If you have a dusty, old bird book, you might see the Sharp-tailed Sparrow in there – that was before they split this species from the very similar but weirdly complicated Nelson’s Sparrow that breeds both in coastal Maine and interior freshwater marshes in places like Manitoba. Figure that one out. Saltmarsh Sparrows are actually pretty handsome if you get a good look with bright ochre faces and breasts in fall and winter, fading paler by summer. But getting a good look is ambitious – they are small, furtive, and, they’re quiet singers. While most male songbirds sing from the diaphragm, Broadway-style, these guys sing like they’re in a restaurant whispering something gossipy about someone at the next table.
They breed from Maine to Maryland and winter from Cape Cod to Cape Canaveral. Whatever the time of year, if you want to see one, you need to be in a saltmarsh. Saltmarsh Sparrows are inextricably tied to that thin ribbon of saltmarsh hugging the east coast - they literally can’t live anywhere else. In ornithology-speak, they’re an obligate saltmarsh specialist. And if one thing is true in species conservation, it’s that you don’t want to be a specialist. Generalists like Song Sparrows and chickadees are not picky about where they nest or what they eat, so they are common and secure. Specialists are picky, so they end up on endangered species lists.

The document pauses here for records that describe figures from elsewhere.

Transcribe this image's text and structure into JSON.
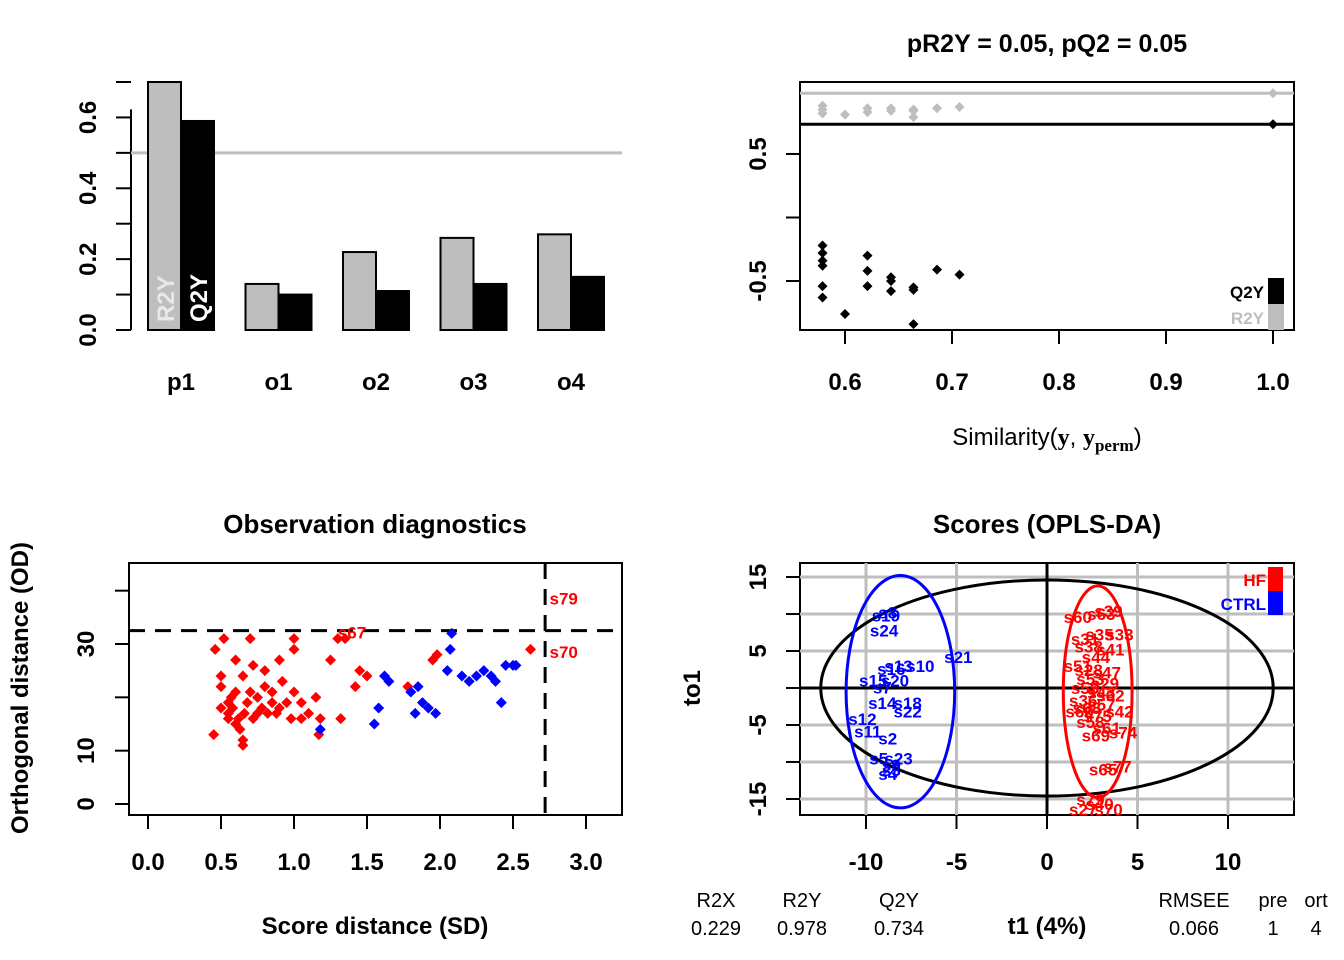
{
  "chart_data": [
    {
      "type": "bar",
      "title": "",
      "categories": [
        "p1",
        "o1",
        "o2",
        "o3",
        "o4"
      ],
      "series": [
        {
          "name": "R2Y",
          "color": "#bebebe",
          "values": [
            0.7,
            0.13,
            0.22,
            0.26,
            0.27
          ]
        },
        {
          "name": "Q2Y",
          "color": "#000000",
          "values": [
            0.59,
            0.1,
            0.11,
            0.13,
            0.15
          ]
        }
      ],
      "ylim": [
        0,
        0.7
      ],
      "yticks": [
        "0.0",
        "0.2",
        "0.4",
        "0.6"
      ],
      "yticks_values": [
        0,
        0.2,
        0.4,
        0.6
      ],
      "hline": 0.5,
      "hline_color": "#bebebe",
      "bar_text": [
        "R2Y",
        "Q2Y"
      ]
    },
    {
      "type": "scatter",
      "title": "pR2Y = 0.05, pQ2 = 0.05",
      "xlabel_main": "Similarity(",
      "xlabel_y": "y",
      "xlabel_sep": ", ",
      "xlabel_yperm": "y",
      "xlabel_sub": "perm",
      "xlabel_close": ")",
      "xlim": [
        0.57,
        1.01
      ],
      "xticks": [
        "0.6",
        "0.7",
        "0.8",
        "0.9",
        "1.0"
      ],
      "xticks_values": [
        0.6,
        0.7,
        0.8,
        0.9,
        1.0
      ],
      "yticks": [
        "-0.5",
        "0.5"
      ],
      "yticks_values": [
        -0.5,
        0.5
      ],
      "minor_yticks": [
        0.0
      ],
      "hlines": [
        {
          "y": 0.978,
          "color": "#bebebe"
        },
        {
          "y": 0.734,
          "color": "#000000"
        }
      ],
      "series": [
        {
          "name": "R2Y",
          "color": "#bebebe",
          "points": [
            [
              0.579,
              0.88
            ],
            [
              0.579,
              0.85
            ],
            [
              0.579,
              0.82
            ],
            [
              0.6,
              0.81
            ],
            [
              0.621,
              0.86
            ],
            [
              0.621,
              0.83
            ],
            [
              0.643,
              0.86
            ],
            [
              0.643,
              0.84
            ],
            [
              0.664,
              0.85
            ],
            [
              0.664,
              0.84
            ],
            [
              0.664,
              0.79
            ],
            [
              0.686,
              0.86
            ],
            [
              0.707,
              0.87
            ],
            [
              1.0,
              0.978
            ]
          ]
        },
        {
          "name": "Q2Y",
          "color": "#000000",
          "points": [
            [
              0.579,
              -0.22
            ],
            [
              0.579,
              -0.28
            ],
            [
              0.579,
              -0.34
            ],
            [
              0.579,
              -0.38
            ],
            [
              0.579,
              -0.54
            ],
            [
              0.579,
              -0.63
            ],
            [
              0.6,
              -0.76
            ],
            [
              0.621,
              -0.3
            ],
            [
              0.621,
              -0.42
            ],
            [
              0.621,
              -0.54
            ],
            [
              0.643,
              -0.47
            ],
            [
              0.643,
              -0.5
            ],
            [
              0.643,
              -0.58
            ],
            [
              0.664,
              -0.55
            ],
            [
              0.664,
              -0.57
            ],
            [
              0.664,
              -0.84
            ],
            [
              0.686,
              -0.41
            ],
            [
              0.707,
              -0.45
            ],
            [
              1.0,
              0.734
            ]
          ]
        }
      ],
      "legend": [
        "Q2Y",
        "R2Y"
      ],
      "legend_colors": [
        "#000000",
        "#bebebe"
      ],
      "legend_position": "bottom-right"
    },
    {
      "type": "scatter",
      "title": "Observation diagnostics",
      "xlabel": "Score distance (SD)",
      "ylabel": "Orthogonal distance (OD)",
      "xlim": [
        -0.13,
        3.23
      ],
      "ylim": [
        -1.3,
        44
      ],
      "xticks": [
        "0.0",
        "0.5",
        "1.0",
        "1.5",
        "2.0",
        "2.5",
        "3.0"
      ],
      "xticks_values": [
        0,
        0.5,
        1,
        1.5,
        2,
        2.5,
        3
      ],
      "yticks": [
        "0",
        "10",
        "30"
      ],
      "yticks_values": [
        0,
        10,
        30
      ],
      "minor_yticks": [
        20,
        40
      ],
      "vline": 2.72,
      "hline": 32.5,
      "series": [
        {
          "name": "HF",
          "color": "#ff0000",
          "points": [
            [
              0.45,
              13
            ],
            [
              0.46,
              29
            ],
            [
              0.5,
              18
            ],
            [
              0.5,
              24
            ],
            [
              0.5,
              22
            ],
            [
              0.52,
              31
            ],
            [
              0.55,
              16
            ],
            [
              0.55,
              19
            ],
            [
              0.55,
              17
            ],
            [
              0.57,
              20
            ],
            [
              0.58,
              18
            ],
            [
              0.6,
              27
            ],
            [
              0.6,
              15
            ],
            [
              0.6,
              21
            ],
            [
              0.62,
              16
            ],
            [
              0.63,
              14
            ],
            [
              0.65,
              12
            ],
            [
              0.65,
              11
            ],
            [
              0.65,
              24
            ],
            [
              0.66,
              17
            ],
            [
              0.68,
              19
            ],
            [
              0.7,
              31
            ],
            [
              0.7,
              21
            ],
            [
              0.72,
              26
            ],
            [
              0.72,
              16
            ],
            [
              0.75,
              17
            ],
            [
              0.75,
              20
            ],
            [
              0.78,
              18
            ],
            [
              0.8,
              25
            ],
            [
              0.8,
              22
            ],
            [
              0.82,
              17
            ],
            [
              0.85,
              19
            ],
            [
              0.85,
              21
            ],
            [
              0.88,
              17
            ],
            [
              0.9,
              18
            ],
            [
              0.9,
              27
            ],
            [
              0.92,
              23
            ],
            [
              0.95,
              19
            ],
            [
              0.98,
              16
            ],
            [
              1.0,
              21
            ],
            [
              1.0,
              29
            ],
            [
              1.0,
              31
            ],
            [
              1.05,
              19
            ],
            [
              1.05,
              16
            ],
            [
              1.1,
              17
            ],
            [
              1.15,
              20
            ],
            [
              1.17,
              13
            ],
            [
              1.18,
              16
            ],
            [
              1.25,
              27
            ],
            [
              1.3,
              31
            ],
            [
              1.32,
              16
            ],
            [
              1.35,
              31
            ],
            [
              1.42,
              22
            ],
            [
              1.45,
              25
            ],
            [
              1.5,
              24
            ],
            [
              1.78,
              22
            ],
            [
              1.95,
              27
            ],
            [
              1.98,
              28
            ],
            [
              2.62,
              29
            ]
          ]
        },
        {
          "name": "CTRL",
          "color": "#0000ff",
          "points": [
            [
              1.18,
              14
            ],
            [
              1.55,
              15
            ],
            [
              1.58,
              18
            ],
            [
              1.62,
              24
            ],
            [
              1.65,
              23
            ],
            [
              1.8,
              21
            ],
            [
              1.83,
              17
            ],
            [
              1.85,
              22
            ],
            [
              1.88,
              19
            ],
            [
              1.92,
              18
            ],
            [
              1.97,
              17
            ],
            [
              2.05,
              25
            ],
            [
              2.07,
              29
            ],
            [
              2.08,
              32
            ],
            [
              2.15,
              24
            ],
            [
              2.2,
              23
            ],
            [
              2.25,
              24
            ],
            [
              2.3,
              25
            ],
            [
              2.35,
              24
            ],
            [
              2.38,
              23
            ],
            [
              2.42,
              19
            ],
            [
              2.45,
              26
            ],
            [
              2.5,
              26
            ],
            [
              2.52,
              26
            ]
          ]
        }
      ],
      "labels": [
        {
          "text": "s67",
          "x": 1.3,
          "y": 32.2,
          "color": "#ff0000"
        },
        {
          "text": "s79",
          "x": 2.75,
          "y": 38.5,
          "color": "#ff0000"
        },
        {
          "text": "s70",
          "x": 2.75,
          "y": 28.5,
          "color": "#ff0000"
        }
      ]
    },
    {
      "type": "scatter",
      "title": "Scores (OPLS-DA)",
      "xlabel": "t1 (4%)",
      "ylabel": "to1",
      "xlim": [
        -13.9,
        13.7
      ],
      "ylim": [
        -17,
        18
      ],
      "xticks": [
        "-10",
        "-5",
        "0",
        "5",
        "10"
      ],
      "xticks_values": [
        -10,
        -5,
        0,
        5,
        10
      ],
      "yticks": [
        "-15",
        "-5",
        "5",
        "15"
      ],
      "yticks_values": [
        -15,
        -5,
        5,
        15
      ],
      "minor_yticks": [
        -10,
        0,
        10
      ],
      "grid": true,
      "legend": [
        "HF",
        "CTRL"
      ],
      "legend_colors": [
        "#ff0000",
        "#0000ff"
      ],
      "legend_position": "top-right",
      "ellipses": [
        {
          "cx": 0,
          "cy": 0,
          "rx": 12.5,
          "ry": 14.6,
          "color": "#000000"
        },
        {
          "cx": -8.1,
          "cy": -0.5,
          "rx": 3.0,
          "ry": 15.7,
          "color": "#0000ff"
        },
        {
          "cx": 2.8,
          "cy": -0.5,
          "rx": 1.9,
          "ry": 14.3,
          "color": "#ff0000"
        }
      ],
      "series": [
        {
          "name": "CTRL",
          "color": "#0000ff",
          "points": [
            {
              "label": "s8",
              "x": -8.8,
              "y": 10.2
            },
            {
              "label": "s19",
              "x": -8.9,
              "y": 9.8
            },
            {
              "label": "s24",
              "x": -9.0,
              "y": 7.8
            },
            {
              "label": "s21",
              "x": -4.9,
              "y": 4.2
            },
            {
              "label": "s13",
              "x": -8.2,
              "y": 3.0
            },
            {
              "label": "s10",
              "x": -7.0,
              "y": 3.0
            },
            {
              "label": "s16",
              "x": -8.6,
              "y": 2.6
            },
            {
              "label": "s20",
              "x": -8.4,
              "y": 1.0
            },
            {
              "label": "s15",
              "x": -9.6,
              "y": 1.0
            },
            {
              "label": "s7",
              "x": -9.1,
              "y": 0.1
            },
            {
              "label": "s14",
              "x": -9.1,
              "y": -2.0
            },
            {
              "label": "s18",
              "x": -7.7,
              "y": -2.0
            },
            {
              "label": "s22",
              "x": -7.7,
              "y": -3.2
            },
            {
              "label": "s12",
              "x": -10.2,
              "y": -4.2
            },
            {
              "label": "s11",
              "x": -9.9,
              "y": -5.9
            },
            {
              "label": "s2",
              "x": -8.8,
              "y": -6.8
            },
            {
              "label": "s5",
              "x": -9.3,
              "y": -9.5
            },
            {
              "label": "s23",
              "x": -8.2,
              "y": -9.5
            },
            {
              "label": "s9",
              "x": -8.6,
              "y": -10.4
            },
            {
              "label": "s3",
              "x": -8.6,
              "y": -11.1
            },
            {
              "label": "s4",
              "x": -8.8,
              "y": -11.6
            }
          ]
        },
        {
          "name": "HF",
          "color": "#ff0000",
          "points": [
            {
              "label": "s60",
              "x": 1.7,
              "y": 9.6
            },
            {
              "label": "s39",
              "x": 3.4,
              "y": 10.4
            },
            {
              "label": "s63",
              "x": 3.0,
              "y": 10.0
            },
            {
              "label": "s35",
              "x": 2.9,
              "y": 7.2
            },
            {
              "label": "s33",
              "x": 4.0,
              "y": 7.2
            },
            {
              "label": "s31",
              "x": 2.1,
              "y": 6.6
            },
            {
              "label": "s38",
              "x": 2.3,
              "y": 5.6
            },
            {
              "label": "s41",
              "x": 3.5,
              "y": 5.2
            },
            {
              "label": "s44",
              "x": 2.7,
              "y": 4.2
            },
            {
              "label": "s51",
              "x": 1.7,
              "y": 3.0
            },
            {
              "label": "s28",
              "x": 2.3,
              "y": 2.4
            },
            {
              "label": "s47",
              "x": 3.3,
              "y": 2.1
            },
            {
              "label": "s53",
              "x": 2.4,
              "y": 1.2
            },
            {
              "label": "s29",
              "x": 3.2,
              "y": 0.6
            },
            {
              "label": "s55",
              "x": 2.1,
              "y": 0.0
            },
            {
              "label": "s43",
              "x": 3.0,
              "y": -0.6
            },
            {
              "label": "s62",
              "x": 3.5,
              "y": -1.0
            },
            {
              "label": "s36",
              "x": 2.0,
              "y": -1.7
            },
            {
              "label": "s57",
              "x": 3.0,
              "y": -2.2
            },
            {
              "label": "s68",
              "x": 2.2,
              "y": -2.7
            },
            {
              "label": "s66",
              "x": 1.8,
              "y": -3.2
            },
            {
              "label": "s42",
              "x": 4.0,
              "y": -3.2
            },
            {
              "label": "s75",
              "x": 2.8,
              "y": -3.8
            },
            {
              "label": "s58",
              "x": 2.4,
              "y": -4.6
            },
            {
              "label": "s61",
              "x": 3.3,
              "y": -5.4
            },
            {
              "label": "s74",
              "x": 4.2,
              "y": -6.0
            },
            {
              "label": "s69",
              "x": 2.7,
              "y": -6.4
            },
            {
              "label": "s65",
              "x": 3.1,
              "y": -11.0
            },
            {
              "label": "s77",
              "x": 3.9,
              "y": -10.6
            },
            {
              "label": "s79",
              "x": 2.4,
              "y": -15.1
            },
            {
              "label": "s40",
              "x": 2.9,
              "y": -15.7
            },
            {
              "label": "s70",
              "x": 3.4,
              "y": -16.4
            },
            {
              "label": "s27",
              "x": 2.0,
              "y": -16.4
            }
          ]
        }
      ],
      "stats": [
        {
          "label": "R2X",
          "value": "0.229"
        },
        {
          "label": "R2Y",
          "value": "0.978"
        },
        {
          "label": "Q2Y",
          "value": "0.734"
        },
        {
          "label": "RMSEE",
          "value": "0.066"
        },
        {
          "label": "pre",
          "value": "1"
        },
        {
          "label": "ort",
          "value": "4"
        }
      ]
    }
  ]
}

Saltmarsh Sparrows aren’t just picky, in that they only nest in saltmarshes, they’re also compulsive gamblers – every nest is a sketchy, all-or-nothing bet on the tides. If they’re lucky, they build their nest and fledge their chicks between the biggest flood tides. In unlucky years, thanks to sea level rise and increased storm activity, entire marsh systems may not fledge any chicks at all. Plus, to add another vice to their portfolio, they’re swingers – mating is promiscuous and most broods of chicks will be of mixed paternity.
Saltmarsh Sparrows are well studied, with a number of both long and short-term studies across their range documenting their breeding success. And the scientists who know them best say the species has declined 75% since the 1990s, and project that they could be extinct by mid-century. Like with Piping Plovers, Massachusetts hosts a significant chunk of the global breeding population of this species, so we have a chance to help these guys by really focusing on saltmarsh conservation, as if there weren’t already a thousand other reasons to do so.
But for now, they are still relatively common around here in most good-sized tidal marshes. So next time you’re in a saltmarsh, try to ignore that obnoxious Willet screaming at you because you’re too close to the chicks, and try to tune your ear to that far-away, whispery song of the swinger of the saltmarsh, the Saltmarsh Sparrow.